7. The national average income for a service worker is $31,083, while the average student debt is $37,172. According to GlassDoor, the national average salary for Amazon Warehouse Worker is $28,677, approximately $8,500 less than the average national student debt. ZipRecruit announced that as of November 10, 2020, the average annual salary of a Starbucks Barista is $24,208 which is approximately $13,000 less than the average national student debt.

8. Student loan debt is the second highest form of consumer debt category in the United States according to research released in May 2019 by Federal Reserve Bank of New York Research and Statistics Group. Mortgage debt being the highest, student debt loan is higher than both credit cards and auto loans.

9. Of consumers filing for Chapter 7 bankruptcy, 32 percent carry student loan debt. Of that group, student loan debt comprised 49 percent of their total debt on average. Student loan debt, by a wide margin, makes up the largest proportion of the average bankruptcy filer’s total debt if that filer also has student loan debt.

10. Compared to those without student debt, graduates with debt also have lower rates of attending graduate school, owning a home, and having savings or investments. A survey from the New York Times revealed that for people aged 20 to 45, for those who did not plan to have children, 13 percent cited having too much student debt as the reason.

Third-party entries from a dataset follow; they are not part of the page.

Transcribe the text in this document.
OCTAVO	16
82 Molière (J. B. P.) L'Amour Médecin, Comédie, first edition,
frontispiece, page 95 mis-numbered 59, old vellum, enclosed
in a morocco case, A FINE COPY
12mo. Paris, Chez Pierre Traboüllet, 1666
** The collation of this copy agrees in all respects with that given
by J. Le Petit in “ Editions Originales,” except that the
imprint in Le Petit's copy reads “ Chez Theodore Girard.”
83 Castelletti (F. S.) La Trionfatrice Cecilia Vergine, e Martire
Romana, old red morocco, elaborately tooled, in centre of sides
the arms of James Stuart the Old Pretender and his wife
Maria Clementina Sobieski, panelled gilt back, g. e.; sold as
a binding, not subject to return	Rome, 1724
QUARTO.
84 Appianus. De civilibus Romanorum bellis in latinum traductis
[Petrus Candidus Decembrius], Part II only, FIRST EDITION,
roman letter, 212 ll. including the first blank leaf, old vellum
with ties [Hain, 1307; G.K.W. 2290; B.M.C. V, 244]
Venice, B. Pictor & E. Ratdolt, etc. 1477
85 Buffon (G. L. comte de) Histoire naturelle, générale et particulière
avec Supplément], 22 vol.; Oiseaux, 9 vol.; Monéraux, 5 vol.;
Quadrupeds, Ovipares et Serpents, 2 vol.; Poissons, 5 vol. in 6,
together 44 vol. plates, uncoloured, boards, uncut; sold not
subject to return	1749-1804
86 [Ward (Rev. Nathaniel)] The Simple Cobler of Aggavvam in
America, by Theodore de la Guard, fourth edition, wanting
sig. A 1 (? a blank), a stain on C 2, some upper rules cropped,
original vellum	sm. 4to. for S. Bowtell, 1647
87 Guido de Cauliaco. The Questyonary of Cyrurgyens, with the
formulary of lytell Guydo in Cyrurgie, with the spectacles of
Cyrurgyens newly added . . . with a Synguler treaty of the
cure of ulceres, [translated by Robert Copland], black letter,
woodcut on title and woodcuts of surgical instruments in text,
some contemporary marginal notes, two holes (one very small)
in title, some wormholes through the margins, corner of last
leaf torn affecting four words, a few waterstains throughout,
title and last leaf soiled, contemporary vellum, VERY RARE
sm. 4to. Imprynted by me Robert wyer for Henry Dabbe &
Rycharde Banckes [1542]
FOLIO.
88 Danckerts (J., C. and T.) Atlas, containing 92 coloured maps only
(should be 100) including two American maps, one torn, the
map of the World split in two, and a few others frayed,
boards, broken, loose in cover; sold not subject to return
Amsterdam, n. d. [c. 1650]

The rise in student debt is part of an overall attack on public education overseen by both Democrats and Republicans. This includes the dismantling of public schools through privatization, the promotion of charters, and the transformation of universities into profit-making enterprises subordinate to the interests of giant corporations and the military-intelligence apparatus.

Student debt is without a doubt one of the most prominent issues for young people, affecting every aspect of their lives.

Under the current pandemic conditions, where emergency or unexpected expenses could arise at any time, the burden of student debt together with rising unemployment rate is crushing young workers. In fact, young workers are vastly over-represented in sectors that were devastated by the pandemic, such as retail and food service. Earlier this year, more than 7.7 million workers younger than 30 became unemployed, which is equivalent to one in three young workers.

As the ruling elites and the mass media scapegoat young people for the spread of the pandemic, university students are being forced to pay full tuition for rushed and unplanned online learning programs.

The International Youth and Students for Social Equality (IYSSE) is fighting for the immediate abolition of all student debt. We believe that everyone should be able to attain a college education without being required to enter the modern equivalent of indentured servitude. Public education is a social right, not a privilege.

The ruling class claims that there is no money to finance free public education, but trillions are made available for war and gambling on Wall Street.

The IYSSE demands that the hundreds of billions of dollars locked away by the rich be expropriated and directed to meet social needs, including the abolition of debt. The student loan servicing companies, loan shark operations which make billions of dollars every year off repayments, serve no progressive purpose and must be liquidated.

The IYSSE insists that the fight for the right to education free from debt is inseparable from the fight against the capitalist profit system, requiring the political mobilization of the entire working class in a revolutionary socialist movement to take political power and restructure economic life to meet social need, not private profit.